09 December 2002
Not for release, distribution or publication, in whole or in part, in or into
the United States, Canada, Australia or Japan
For immediate release
9 December 2002
Hammerson plc ('Hammerson')
Recommended unconditional cash offer for Grantchester Holdings PLC
('Grantchester') (the 'Offer')
Closing of the Offer
On 29 October 2002 Hammerson announced that it had issued notices under Section
429 of the Companies Act 1985 (as amended) to those Grantchester Shareholders
who had not already accepted the Offer, informing them that it intended to
exercise its rights to acquire compulsorily all the Grantchester Shares in
respect of which valid acceptances of the Offer have not been received at the
expiry of the requisite notice period.
The notice period expired on 6 December 2002 and, accordingly, Hammerson will
exercise its rights to acquire compulsorily all such Grantchester Shares. On the
satisfactory conclusion of such acquisition, Hammerson will own 100 per cent. of
the issued share capital of Grantchester. The Offer is now closed.

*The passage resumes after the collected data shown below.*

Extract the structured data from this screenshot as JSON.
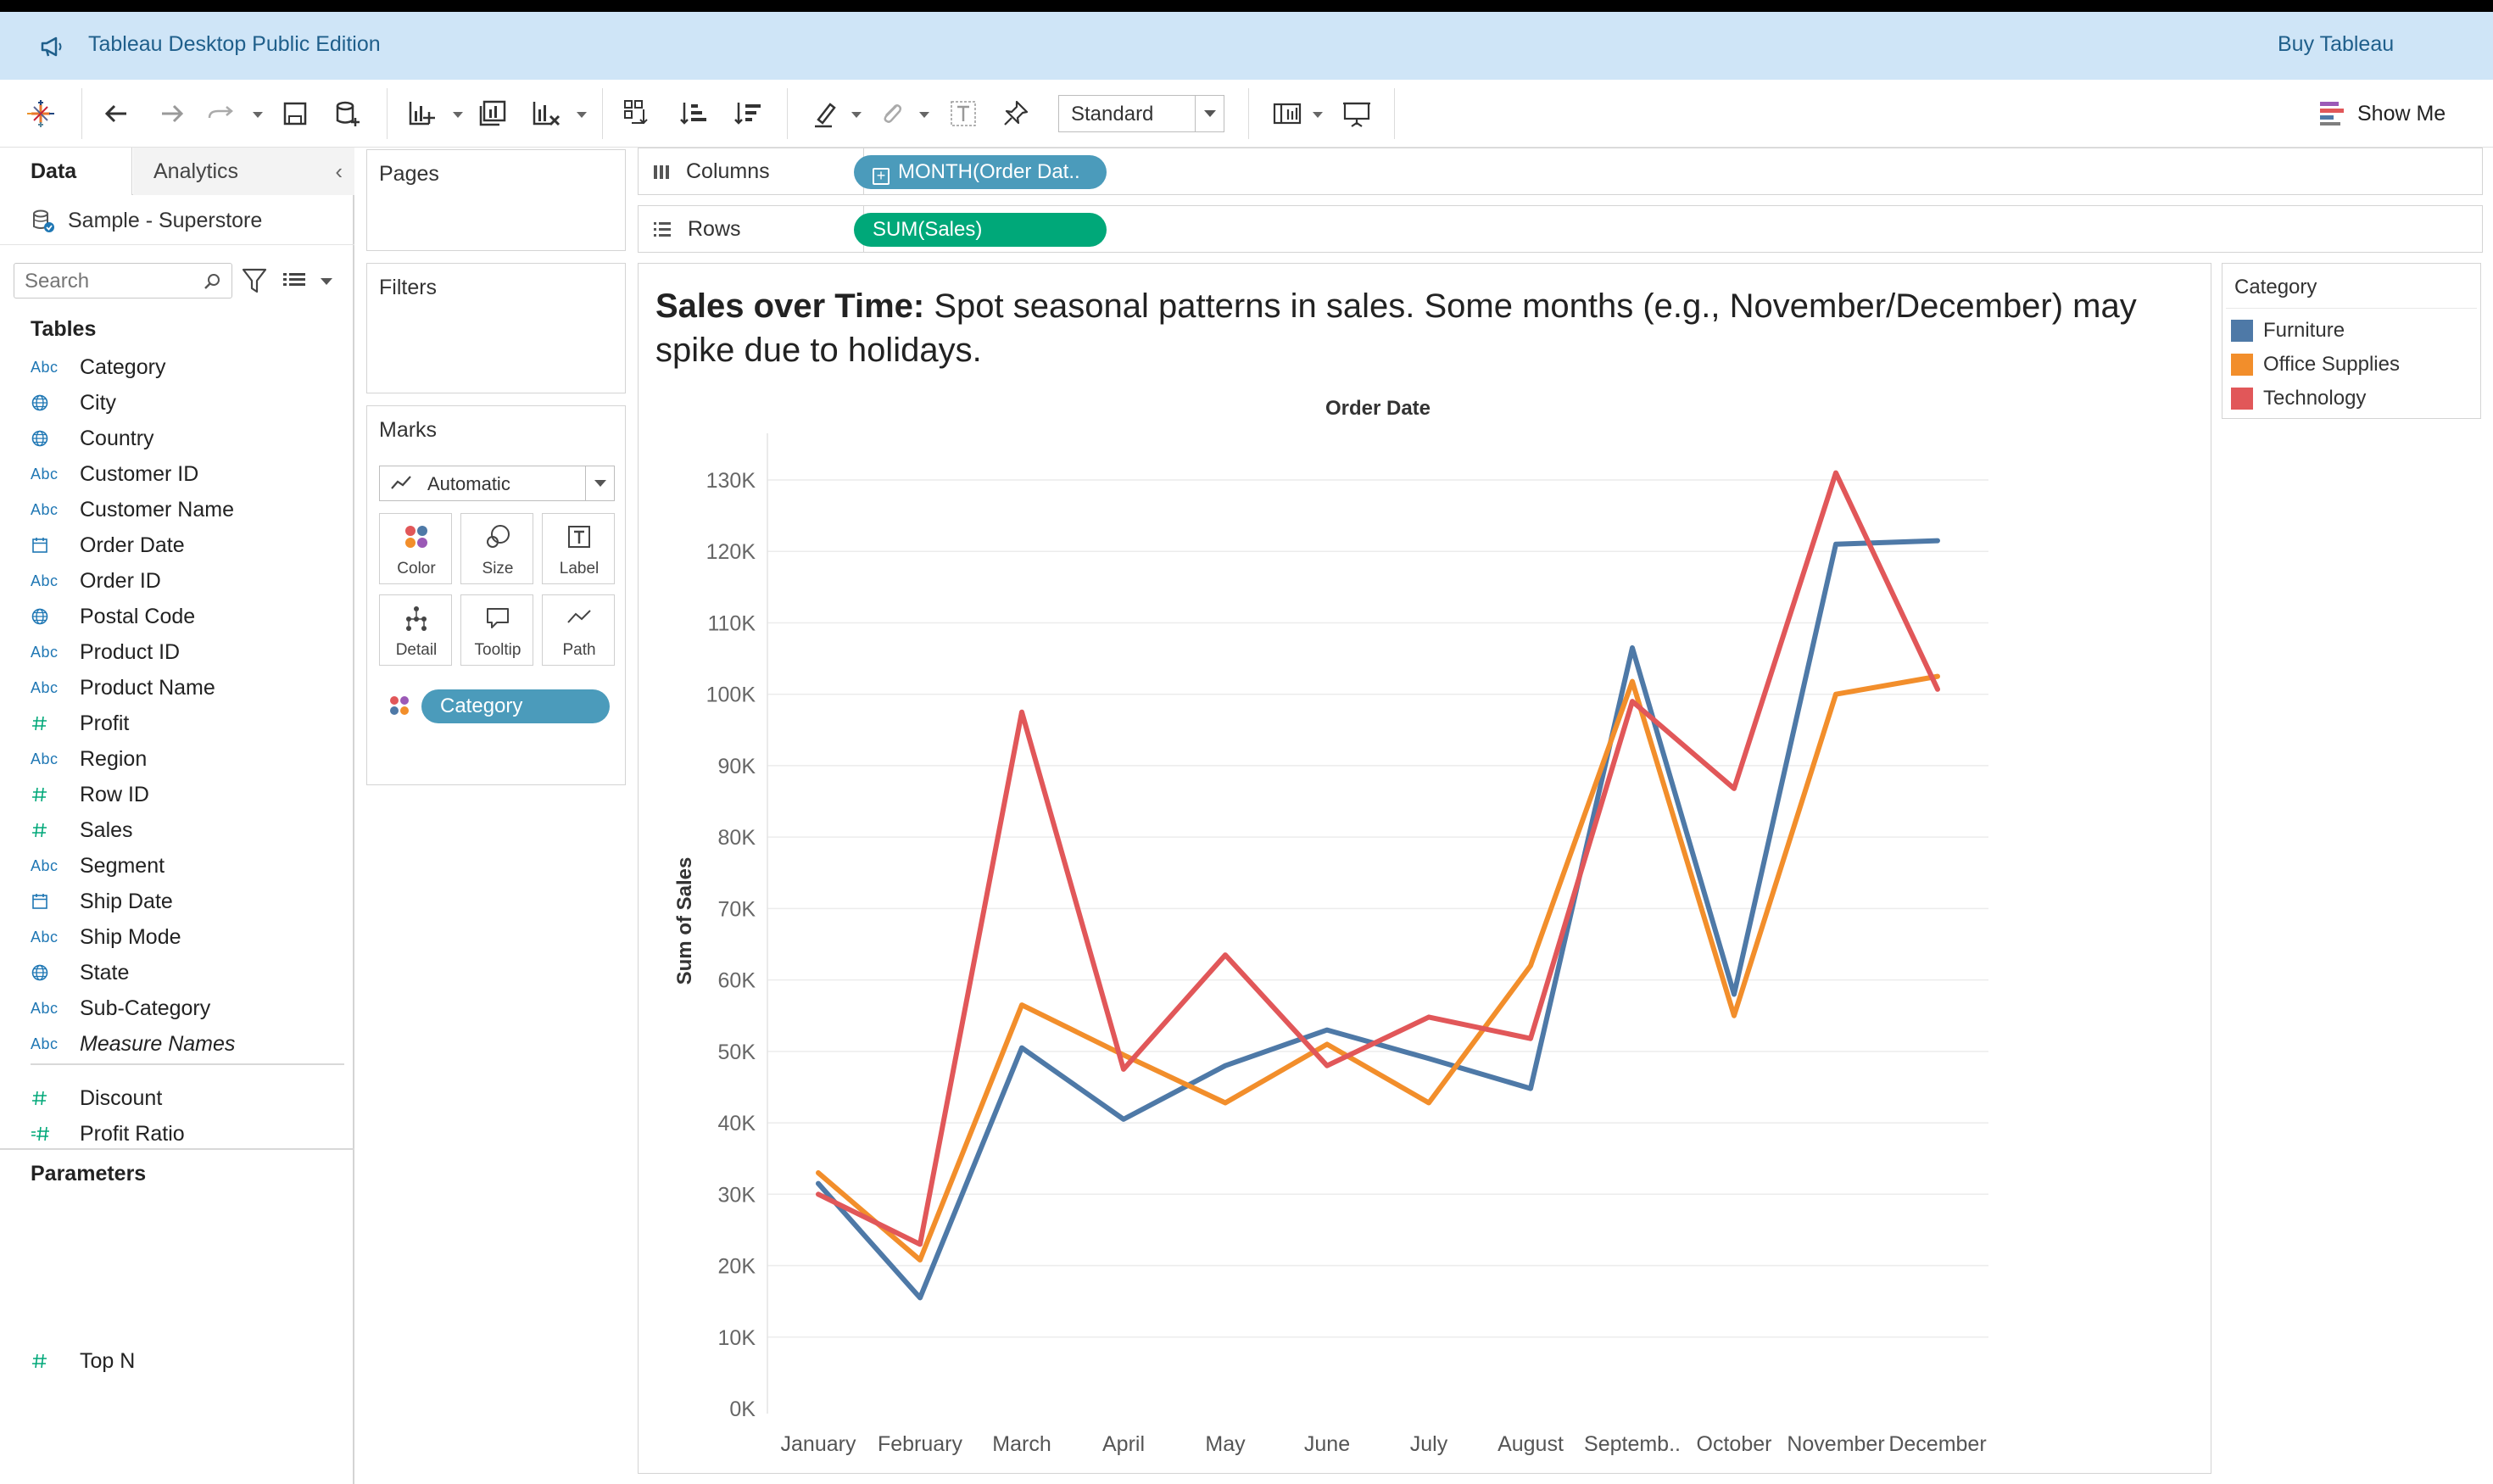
{
  "banner": {
    "title": "Tableau Desktop Public Edition",
    "buy_label": "Buy Tableau"
  },
  "toolbar": {
    "fit_select": "Standard",
    "show_me": "Show Me"
  },
  "left_panel": {
    "tabs": [
      "Data",
      "Analytics"
    ],
    "collapse_glyph": "‹",
    "datasource": "Sample - Superstore",
    "search_placeholder": "Search",
    "tables_heading": "Tables",
    "fields": [
      {
        "name": "Category",
        "type": "abc"
      },
      {
        "name": "City",
        "type": "geo"
      },
      {
        "name": "Country",
        "type": "geo"
      },
      {
        "name": "Customer ID",
        "type": "abc"
      },
      {
        "name": "Customer Name",
        "type": "abc"
      },
      {
        "name": "Order Date",
        "type": "date"
      },
      {
        "name": "Order ID",
        "type": "abc"
      },
      {
        "name": "Postal Code",
        "type": "geo"
      },
      {
        "name": "Product ID",
        "type": "abc"
      },
      {
        "name": "Product Name",
        "type": "abc"
      },
      {
        "name": "Profit",
        "type": "measure"
      },
      {
        "name": "Region",
        "type": "abc"
      },
      {
        "name": "Row ID",
        "type": "measure"
      },
      {
        "name": "Sales",
        "type": "measure"
      },
      {
        "name": "Segment",
        "type": "abc"
      },
      {
        "name": "Ship Date",
        "type": "date"
      },
      {
        "name": "Ship Mode",
        "type": "abc"
      },
      {
        "name": "State",
        "type": "geo"
      },
      {
        "name": "Sub-Category",
        "type": "abc"
      },
      {
        "name": "Measure Names",
        "type": "abc"
      }
    ],
    "measures": [
      {
        "name": "Discount",
        "type": "measure"
      },
      {
        "name": "Profit Ratio",
        "type": "calc"
      }
    ],
    "parameters_heading": "Parameters",
    "parameters": [
      {
        "name": "Top N",
        "type": "measure"
      }
    ]
  },
  "cards": {
    "pages": "Pages",
    "filters": "Filters",
    "marks": "Marks",
    "mark_type": "Automatic",
    "mark_buttons": [
      "Color",
      "Size",
      "Label",
      "Detail",
      "Tooltip",
      "Path"
    ],
    "color_pill": "Category"
  },
  "shelves": {
    "columns_label": "Columns",
    "columns_pill": "MONTH(Order Dat..",
    "rows_label": "Rows",
    "rows_pill": "SUM(Sales)"
  },
  "viz": {
    "title_bold": "Sales over Time:",
    "title_rest": " Spot seasonal patterns in sales. Some months (e.g., November/December) may spike due to holidays."
  },
  "legend": {
    "title": "Category",
    "items": [
      {
        "name": "Furniture",
        "color": "#4e79a7"
      },
      {
        "name": "Office Supplies",
        "color": "#f28e2b"
      },
      {
        "name": "Technology",
        "color": "#e15759"
      }
    ]
  },
  "chart_data": {
    "type": "line",
    "title": "",
    "xlabel": "Order Date",
    "ylabel": "Sum of Sales",
    "categories": [
      "January",
      "February",
      "March",
      "April",
      "May",
      "June",
      "July",
      "August",
      "Septemb..",
      "October",
      "November",
      "December"
    ],
    "ylim": [
      0,
      130000
    ],
    "yticks": [
      0,
      10000,
      20000,
      30000,
      40000,
      50000,
      60000,
      70000,
      80000,
      90000,
      100000,
      110000,
      120000,
      130000
    ],
    "ytick_labels": [
      "0K",
      "10K",
      "20K",
      "30K",
      "40K",
      "50K",
      "60K",
      "70K",
      "80K",
      "90K",
      "100K",
      "110K",
      "120K",
      "130K"
    ],
    "grid": true,
    "series": [
      {
        "name": "Furniture",
        "color": "#4e79a7",
        "values": [
          31500,
          15500,
          50500,
          40500,
          48000,
          53000,
          49000,
          44800,
          106500,
          58000,
          121000,
          121500
        ]
      },
      {
        "name": "Office Supplies",
        "color": "#f28e2b",
        "values": [
          33000,
          20800,
          56500,
          49500,
          42800,
          51000,
          42800,
          62000,
          101800,
          55000,
          100000,
          102500
        ]
      },
      {
        "name": "Technology",
        "color": "#e15759",
        "values": [
          30000,
          23000,
          97500,
          47500,
          63500,
          48000,
          54800,
          51800,
          99000,
          86800,
          131000,
          100700
        ]
      }
    ]
  }
}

The definitions used in the offer document dated 21 September 2002 have the same
meanings when used in this announcement, unless the context requires otherwise.

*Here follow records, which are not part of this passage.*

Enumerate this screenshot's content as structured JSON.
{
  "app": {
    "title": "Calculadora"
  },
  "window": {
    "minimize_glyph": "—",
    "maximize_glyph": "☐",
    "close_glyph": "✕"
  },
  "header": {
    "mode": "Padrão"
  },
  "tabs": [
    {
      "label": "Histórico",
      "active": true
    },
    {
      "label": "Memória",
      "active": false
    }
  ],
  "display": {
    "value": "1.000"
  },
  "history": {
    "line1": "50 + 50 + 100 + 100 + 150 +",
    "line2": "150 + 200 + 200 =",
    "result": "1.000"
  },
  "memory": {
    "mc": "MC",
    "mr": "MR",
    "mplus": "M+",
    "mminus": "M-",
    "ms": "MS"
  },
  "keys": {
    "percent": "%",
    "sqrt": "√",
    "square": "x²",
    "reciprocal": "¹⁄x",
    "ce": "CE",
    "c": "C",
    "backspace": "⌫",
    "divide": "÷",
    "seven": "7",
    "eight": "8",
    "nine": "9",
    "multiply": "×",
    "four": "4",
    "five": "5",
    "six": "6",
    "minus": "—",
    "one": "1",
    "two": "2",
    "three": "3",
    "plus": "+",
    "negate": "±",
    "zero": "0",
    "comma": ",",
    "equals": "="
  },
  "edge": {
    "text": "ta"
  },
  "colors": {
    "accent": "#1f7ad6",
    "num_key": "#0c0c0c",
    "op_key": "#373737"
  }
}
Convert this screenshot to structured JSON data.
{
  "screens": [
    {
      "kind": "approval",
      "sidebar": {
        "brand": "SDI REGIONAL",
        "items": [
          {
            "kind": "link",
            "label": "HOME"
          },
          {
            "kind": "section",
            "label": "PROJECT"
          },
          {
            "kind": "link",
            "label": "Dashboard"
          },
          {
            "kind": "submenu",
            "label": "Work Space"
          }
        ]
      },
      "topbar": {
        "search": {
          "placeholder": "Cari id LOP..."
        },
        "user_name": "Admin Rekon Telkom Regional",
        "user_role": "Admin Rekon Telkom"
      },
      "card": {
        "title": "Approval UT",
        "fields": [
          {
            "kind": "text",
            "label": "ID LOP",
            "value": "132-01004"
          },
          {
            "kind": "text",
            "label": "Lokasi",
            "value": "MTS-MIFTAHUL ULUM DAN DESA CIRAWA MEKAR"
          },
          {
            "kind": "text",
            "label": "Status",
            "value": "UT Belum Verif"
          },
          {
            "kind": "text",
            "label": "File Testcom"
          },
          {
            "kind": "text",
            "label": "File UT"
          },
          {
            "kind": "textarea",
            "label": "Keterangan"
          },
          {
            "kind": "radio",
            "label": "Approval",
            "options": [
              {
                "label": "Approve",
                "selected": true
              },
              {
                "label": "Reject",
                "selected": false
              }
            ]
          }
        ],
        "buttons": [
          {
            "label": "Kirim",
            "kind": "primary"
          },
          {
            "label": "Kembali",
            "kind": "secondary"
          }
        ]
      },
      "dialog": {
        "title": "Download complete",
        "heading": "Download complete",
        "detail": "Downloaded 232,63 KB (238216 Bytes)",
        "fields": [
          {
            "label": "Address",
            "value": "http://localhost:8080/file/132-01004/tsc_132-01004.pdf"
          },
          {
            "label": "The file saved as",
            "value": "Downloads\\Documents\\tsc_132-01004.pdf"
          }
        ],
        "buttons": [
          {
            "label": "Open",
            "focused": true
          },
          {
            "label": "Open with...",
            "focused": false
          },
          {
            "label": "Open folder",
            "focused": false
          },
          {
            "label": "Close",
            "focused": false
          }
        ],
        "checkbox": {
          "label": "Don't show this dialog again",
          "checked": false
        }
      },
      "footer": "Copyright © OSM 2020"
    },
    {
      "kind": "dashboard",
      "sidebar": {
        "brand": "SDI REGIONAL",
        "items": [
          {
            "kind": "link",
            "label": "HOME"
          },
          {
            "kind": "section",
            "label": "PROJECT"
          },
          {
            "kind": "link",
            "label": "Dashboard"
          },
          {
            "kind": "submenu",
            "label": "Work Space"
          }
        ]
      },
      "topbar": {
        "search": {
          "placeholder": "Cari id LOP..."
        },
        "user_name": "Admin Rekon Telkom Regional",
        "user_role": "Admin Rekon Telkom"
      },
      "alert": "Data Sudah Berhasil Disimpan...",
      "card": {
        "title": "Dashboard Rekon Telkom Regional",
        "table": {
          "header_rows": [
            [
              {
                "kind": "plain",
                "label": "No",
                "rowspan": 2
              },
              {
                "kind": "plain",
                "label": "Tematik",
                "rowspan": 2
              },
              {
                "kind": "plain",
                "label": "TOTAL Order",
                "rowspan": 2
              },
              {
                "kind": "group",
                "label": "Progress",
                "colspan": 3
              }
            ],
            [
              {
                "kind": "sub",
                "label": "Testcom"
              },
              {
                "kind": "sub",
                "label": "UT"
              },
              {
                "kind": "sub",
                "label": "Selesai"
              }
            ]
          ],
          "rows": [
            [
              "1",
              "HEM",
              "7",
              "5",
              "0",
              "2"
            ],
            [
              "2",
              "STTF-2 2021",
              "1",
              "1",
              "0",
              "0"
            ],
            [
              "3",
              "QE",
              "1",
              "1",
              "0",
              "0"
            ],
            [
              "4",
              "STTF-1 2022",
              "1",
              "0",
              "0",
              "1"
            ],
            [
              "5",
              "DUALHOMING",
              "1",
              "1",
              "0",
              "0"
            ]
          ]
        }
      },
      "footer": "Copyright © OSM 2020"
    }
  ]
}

The Offer is not being, and will not be, made, directly or indirectly, in or
into, or by the use of the mails or any means or instrumentality (including,
without limitation, telephonically or electronically) of interstate or foreign
commerce of, or any facilities of a national securities exchange of, the United
States, Canada, Australia or Japan and the Offer should not be accepted by any
such use, means, instrumentality or facility or from within the United States,
Canada, Australia or Japan. Doing so may render invalid any purported
acceptance. Accordingly, neither the offer document nor the Form of Acceptance
is being, nor may they be, mailed or otherwise forwarded, distributed or sent
in, into or from (whether by use of the mails or any means or instrumentality
(including, without limitation, telephonically or electronically) of interstate
or foreign commerce of, or any facilities of a national securities exchange of)

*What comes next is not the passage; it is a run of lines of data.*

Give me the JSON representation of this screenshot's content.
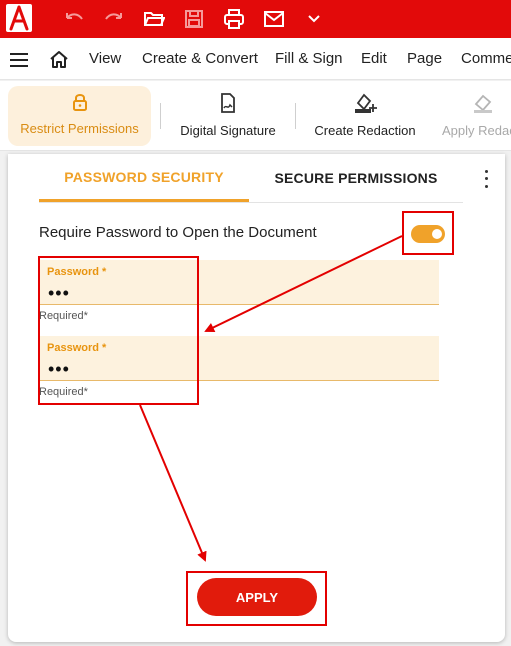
{
  "toolbar": {
    "icons": [
      "acrobat-logo-icon",
      "undo-icon",
      "redo-icon",
      "open-folder-icon",
      "save-icon",
      "print-icon",
      "mail-icon",
      "chevron-down-icon"
    ]
  },
  "menu": {
    "items": [
      "View",
      "Create & Convert",
      "Fill & Sign",
      "Edit",
      "Page",
      "Comme"
    ]
  },
  "ribbon": {
    "items": [
      {
        "label": "Restrict Permissions",
        "icon": "lock-icon",
        "state": "active"
      },
      {
        "label": "Digital Signature",
        "icon": "signature-icon",
        "state": "normal"
      },
      {
        "label": "Create Redaction",
        "icon": "redaction-icon",
        "state": "normal"
      },
      {
        "label": "Apply Redac",
        "icon": "eraser-icon",
        "state": "disabled"
      }
    ]
  },
  "panel": {
    "tabs": [
      "PASSWORD SECURITY",
      "SECURE PERMISSIONS"
    ],
    "active_tab": "PASSWORD SECURITY",
    "require_label": "Require Password to Open the Document",
    "require_enabled": true,
    "fields": [
      {
        "label": "Password *",
        "value": "•••",
        "helper": "Required*"
      },
      {
        "label": "Password *",
        "value": "•••",
        "helper": "Required*"
      }
    ],
    "apply_label": "APPLY"
  },
  "colors": {
    "brand_red": "#e20a0a",
    "accent_orange": "#f0a22a",
    "annotation_red": "#e30000"
  }
}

the United States, Canada, Australia or Japan. All Grantchester Shareholders
(including, without limitation, nominees, trustees or custodians) who would, or
otherwise intend to or who may have a contractual or legal obligation to,
forward the offer document and/or the Form of Acceptance to any jurisdiction
outside the United Kingdom should read the details in this regard which are
contained in paragraph 9 of the letter from Dresdner Kleinwort Wasserstein and
in paragraph 6 of Part A and in Part B of Appendix I of the offer document
before taking any action.
This announcement does not constitute an offer or invitation to purchase any
securities or a solicitation of an offer to buy any securities, pursuant to the
Offer or otherwise. The full terms and conditions of the Offer are set out in
the offer document and the Form of Acceptance accompanying the offer document.
Dresdner Kleinwort Wasserstein Limited, which is regulated in the United Kingdom
by the Financial Services Authority, is acting for Hammerson in connection with
the Offer and no-one else and will not be responsible to anyone other than
Hammerson for providing the protections afforded to clients of Dresdner
Kleinwort Wasserstein Limited or for providing advice in relation to the Offer.
The directors of Hammerson accept responsibility for the information contained
in this announcement and, to the best of the knowledge and belief of the
directors of Hammerson (who have taken all reasonable care to ensure that such
is the case), such information is in accordance with the facts and does not omit
anything likely to affect the import of such information.